The REINS Act would make Congress more accountable for regulations by forcing them to be responsible for them, and making them contain specificity that makes clear the intent of the elected body. It forces them to read and analyze laws they pass. And since nothing focuses the mind quite like the prospect of hanging, or in the case of politicians the prospect of being voted out of office, it should be quite effective.
That is exactly my point. “The president of the United States has the power to execute and enforce the laws enacted by Congress” and “to run the federal government efficiently without being hampered by the squabbling of legislators from individual states.” It seems to me the Legislative Branch would be overstepping the authority given it in the constitution by interfering with the power given the Executive Branch. I seem to be supported in that assessment: “but in fact their bill is subject to some of the same criticisms that they make of agency regulations. That is, the REINS Act is not well considered, it is not tailored to the problem it is attempting to solve, and it will inevitably have unintended but nonetheless significant adverse effects on the economy and society at large, including fundamentally changing the constitutional structure of our government.” http://www.law.upenn.edu/blogs/regblog/2011/05/why-the-reins-act-is-unwise-if-not-also-unconstitutional.html
Do you simply go into a rant and then read the article or just rant without reading?

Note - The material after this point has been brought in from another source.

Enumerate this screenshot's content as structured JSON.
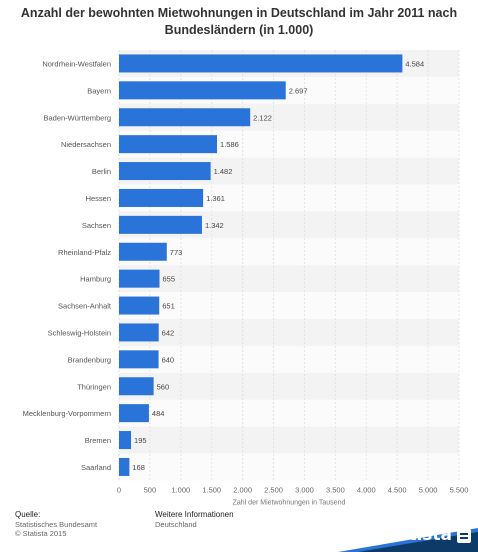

My, I enjoy it when Will speaks from truth to power! Shine the light! Support the REINS legislation and help cut the drag of unnecessary mandates skirting the rule of the constitution.
Mr. Will fails to address the issue of the laws those regulations are written to carry out. If our representatives do not even read and then analyze the laws they are voting on, then tell me how they are going to make good decisions about regulations? Mr. Will is just grandstanding here. Given that power Congress would just do as they are told by those that hold the purse strings. Keep the Executive Branch and the Legislative Branch working as the Constitution requires. To give the Legislative Branch that kind of power over the Executive Branch is to vacate the Constitution.
Oh please Mr. Will your simplistic view and your absurd conclusion is laughable. The Legislative Branch should have only the few powers granted by the Constitution over the Executive Branch. If Congress would pass a law that did not leave doors wide open then regulation would be restricted to what the law required. Congress seems to be incapable of producing a bill that does not have all kinds of subtexts and riders. Place the blame where it belongs. The Executive Branch is charged with carrying out the will of the people as decided by their representatives, or vetoing if the will of the people is being suborned by other interests.
“If Congress would pass a law that did not leave doors wide open then regulation would be restricted to what the law required.”
That’s the whole point of the act. It doesn’t usurp the Executive Branch, it reclaims the powers of the Legislative Branch, which they’ve foolishly let slip from their fingers by being feckless.
See my post above. It most certainly does.